El abuelo la miró. Tenía sesenta y cuatro años y un brazo más corto que otro, lo que no le había impedido trabajar duro en la carbonería del barrio. Se había jubilado por causa de los dañados lumbares y no había podido eliminar el carbón acumulado en los poros durante décadas, por lo que ofrecía un aspecto negruzco y sucio, no acorde con la realidad. Terminó su vaso de vino peleón y dijo:

—Más valía que todo lo que ese cabrón recoge lo dedicara a dar de comer a los montones de niños famélicos del barrio y no a buscarse un sitio en la posteridad como impulsor de ese templo. Lo primero es atender el hambre de tantos desfavorecidos y no hacerle la pelota al Cielo.

—Hemos de vivir con lo que hay, padre. Las cosas son como son.

—Ya sé cómo son —masculló él, levantándose y yendo a su silla de lectura para atrincherarse tras una novela de Zane Grey.

Por la tarde Pili fue con sus amigas, su madre y la de Conchita al cine Montecarlo para ver el programa doble y el Nodo. Ponían El Capitán Maravillas, interpretado por el atlético Tom Tyler, y El peñón de las ánimas, en sesión continua. Compraron pipas y esperaron en la vociferante cola a que fueran saliendo espectadores. Tardaron en entrar al abarrotado local, tumultuoso de conversaciones, risas, toses y silbidos. La primera película era por episodios. El que más le gustó de los cuatro fue el último. Al chico Billy los malos lo maniatan y amordazan. El piloto de la avioneta donde viaja secuestrado pierde el conocimiento y el aparato se precipita a tierra. Billy consigue quitarse la mordaza y lanzar el grito salvador: «¡Shazam!». El rayo instantáneo lo convierte en el indestructible Capitán Maravillas, que vuela hasta tierra, salvando también al piloto, entre el entusiasmo y los aplausos de la chiquillería. Y en la otra película su emoción se desbordó cuando la chica se lanza al vacío al ver muerto a su novio prohibido. ¿Dónde estás, Luis? ¿Por qué no vienes? Cuando salieron, la madre de Conchita dijo:

—¡Qué amor tan grande entre la María Félix y el Jorge Negrete! ¿Por qué la familia de ella desprecia al muchacho?

—Atavismos, que han vuelto aquí —respondió su madre—. Luchamos para acabar con eso y conseguimos liberar el amor, lo que se recibió con alborozo. Perdimos y eso acabó. Pero en un futuro, que quizá vean nuestros hijos, las parejas tendrán libertad de elección y de unión. Será así porque es ley de la naturaleza.

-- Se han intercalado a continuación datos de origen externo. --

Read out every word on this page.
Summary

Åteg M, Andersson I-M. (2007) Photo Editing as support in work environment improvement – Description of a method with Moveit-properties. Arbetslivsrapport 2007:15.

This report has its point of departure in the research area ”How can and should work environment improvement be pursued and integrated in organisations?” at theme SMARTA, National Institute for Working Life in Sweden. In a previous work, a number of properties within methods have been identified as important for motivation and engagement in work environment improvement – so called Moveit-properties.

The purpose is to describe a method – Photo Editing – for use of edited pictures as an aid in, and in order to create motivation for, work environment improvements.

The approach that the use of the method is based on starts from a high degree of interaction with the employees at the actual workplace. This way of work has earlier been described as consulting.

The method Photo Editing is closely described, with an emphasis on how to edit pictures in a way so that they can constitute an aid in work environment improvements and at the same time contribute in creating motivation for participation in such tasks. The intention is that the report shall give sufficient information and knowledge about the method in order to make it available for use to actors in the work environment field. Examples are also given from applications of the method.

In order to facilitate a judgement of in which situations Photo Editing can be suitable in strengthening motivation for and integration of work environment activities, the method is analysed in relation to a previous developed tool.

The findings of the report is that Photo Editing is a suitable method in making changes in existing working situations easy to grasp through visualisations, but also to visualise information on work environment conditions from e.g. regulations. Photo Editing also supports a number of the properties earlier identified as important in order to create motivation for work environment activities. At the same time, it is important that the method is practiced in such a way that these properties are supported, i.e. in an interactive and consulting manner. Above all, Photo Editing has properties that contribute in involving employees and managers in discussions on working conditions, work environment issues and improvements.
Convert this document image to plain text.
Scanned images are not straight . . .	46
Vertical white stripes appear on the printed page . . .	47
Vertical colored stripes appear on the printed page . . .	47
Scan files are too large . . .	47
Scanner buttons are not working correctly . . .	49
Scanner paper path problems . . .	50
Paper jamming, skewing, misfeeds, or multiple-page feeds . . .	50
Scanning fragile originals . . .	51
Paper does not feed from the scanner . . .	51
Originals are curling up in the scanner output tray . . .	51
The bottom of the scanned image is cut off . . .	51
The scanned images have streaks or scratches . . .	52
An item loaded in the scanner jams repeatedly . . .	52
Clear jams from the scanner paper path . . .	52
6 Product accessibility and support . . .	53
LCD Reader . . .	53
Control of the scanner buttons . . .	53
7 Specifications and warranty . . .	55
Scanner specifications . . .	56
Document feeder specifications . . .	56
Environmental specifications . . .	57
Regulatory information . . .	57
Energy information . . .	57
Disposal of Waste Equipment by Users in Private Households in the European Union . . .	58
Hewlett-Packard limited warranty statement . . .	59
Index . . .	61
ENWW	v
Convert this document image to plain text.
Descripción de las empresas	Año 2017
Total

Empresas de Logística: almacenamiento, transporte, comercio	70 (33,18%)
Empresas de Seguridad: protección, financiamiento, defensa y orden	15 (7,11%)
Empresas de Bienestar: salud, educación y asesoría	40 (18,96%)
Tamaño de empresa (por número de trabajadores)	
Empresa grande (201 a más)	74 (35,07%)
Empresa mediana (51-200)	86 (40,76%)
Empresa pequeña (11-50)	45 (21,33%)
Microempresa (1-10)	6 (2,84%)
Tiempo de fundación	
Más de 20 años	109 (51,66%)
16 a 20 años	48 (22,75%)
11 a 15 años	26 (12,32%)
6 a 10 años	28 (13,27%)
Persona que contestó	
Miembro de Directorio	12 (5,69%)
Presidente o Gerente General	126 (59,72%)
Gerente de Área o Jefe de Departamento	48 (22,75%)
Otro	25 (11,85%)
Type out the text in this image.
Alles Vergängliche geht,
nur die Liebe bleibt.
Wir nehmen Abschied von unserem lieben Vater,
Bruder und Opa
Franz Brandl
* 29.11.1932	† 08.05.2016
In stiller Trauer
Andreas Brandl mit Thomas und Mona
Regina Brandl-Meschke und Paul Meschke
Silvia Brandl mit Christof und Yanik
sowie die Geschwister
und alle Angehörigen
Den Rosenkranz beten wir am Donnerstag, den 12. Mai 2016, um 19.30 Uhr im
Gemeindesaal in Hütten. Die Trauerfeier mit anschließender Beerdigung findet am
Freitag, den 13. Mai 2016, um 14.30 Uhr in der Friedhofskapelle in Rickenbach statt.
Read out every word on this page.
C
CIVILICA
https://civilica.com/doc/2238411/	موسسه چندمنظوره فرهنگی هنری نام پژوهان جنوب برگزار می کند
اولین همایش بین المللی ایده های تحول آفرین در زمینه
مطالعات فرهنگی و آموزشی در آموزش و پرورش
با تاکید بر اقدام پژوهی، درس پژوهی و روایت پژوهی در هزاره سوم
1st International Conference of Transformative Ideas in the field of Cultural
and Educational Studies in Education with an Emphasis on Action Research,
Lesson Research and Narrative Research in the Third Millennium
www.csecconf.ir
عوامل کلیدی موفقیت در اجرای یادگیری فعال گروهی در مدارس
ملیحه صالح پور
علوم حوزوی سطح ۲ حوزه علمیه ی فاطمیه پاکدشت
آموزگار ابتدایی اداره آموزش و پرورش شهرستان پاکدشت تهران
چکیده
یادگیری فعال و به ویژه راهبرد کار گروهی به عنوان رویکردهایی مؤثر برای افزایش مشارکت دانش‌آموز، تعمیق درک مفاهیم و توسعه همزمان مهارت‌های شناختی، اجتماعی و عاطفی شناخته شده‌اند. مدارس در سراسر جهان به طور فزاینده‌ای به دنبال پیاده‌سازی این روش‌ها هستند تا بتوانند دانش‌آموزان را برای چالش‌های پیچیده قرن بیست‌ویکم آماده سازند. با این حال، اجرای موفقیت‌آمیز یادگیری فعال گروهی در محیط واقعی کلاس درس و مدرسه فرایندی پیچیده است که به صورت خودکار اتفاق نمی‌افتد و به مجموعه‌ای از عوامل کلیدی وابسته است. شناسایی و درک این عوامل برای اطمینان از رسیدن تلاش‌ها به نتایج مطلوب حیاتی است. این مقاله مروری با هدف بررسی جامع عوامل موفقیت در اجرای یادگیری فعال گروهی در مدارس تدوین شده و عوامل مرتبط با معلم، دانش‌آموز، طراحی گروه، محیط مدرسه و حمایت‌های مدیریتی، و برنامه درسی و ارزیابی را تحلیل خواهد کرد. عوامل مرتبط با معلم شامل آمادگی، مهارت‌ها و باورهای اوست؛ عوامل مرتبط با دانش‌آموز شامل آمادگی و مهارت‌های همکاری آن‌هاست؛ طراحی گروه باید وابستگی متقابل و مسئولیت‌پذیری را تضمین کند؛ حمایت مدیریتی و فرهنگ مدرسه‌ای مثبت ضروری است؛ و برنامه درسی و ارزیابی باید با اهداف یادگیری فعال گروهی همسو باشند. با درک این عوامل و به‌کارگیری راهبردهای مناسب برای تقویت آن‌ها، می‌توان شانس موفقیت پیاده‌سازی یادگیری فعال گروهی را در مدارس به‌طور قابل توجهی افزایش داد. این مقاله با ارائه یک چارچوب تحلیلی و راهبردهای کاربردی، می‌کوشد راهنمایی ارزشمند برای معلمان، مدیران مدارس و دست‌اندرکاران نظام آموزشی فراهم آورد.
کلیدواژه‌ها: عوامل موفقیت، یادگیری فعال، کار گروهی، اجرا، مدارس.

—De todas formas, es una tontería que los protagonistas acaben así. El amor es vida, no muerte.

—Sí; el amor es vida… y esperanza —dijo su madre, bajando su mirada hacia ella. La madre de su amiga captó el gesto.

—¿No tienes noticias del Luis y del Julián?

—No. El policía que protege al Juanito no sabe nada. Hace un mes que desaparecieron. Nadie sabe dónde están.

—Ni si viven aún, como el Gerardo y el Elíseo. Pobrecillos.

Ella hubiera querido ser como el hombre de acero volador para, con su mirada de rayos X y su fuerza, encontrar al Luis y salvarle de lo que le amenazaba. Porque su amor nunca se extinguiría. Y si le faltara, no le importaría hacer lo que la mujer de la película porque, como ella, también había hecho un juramento. Notó la mano de su madre apretar la suya mientras el grupo caminaba en silencio por las anchas aceras de tierra hacia sus casas.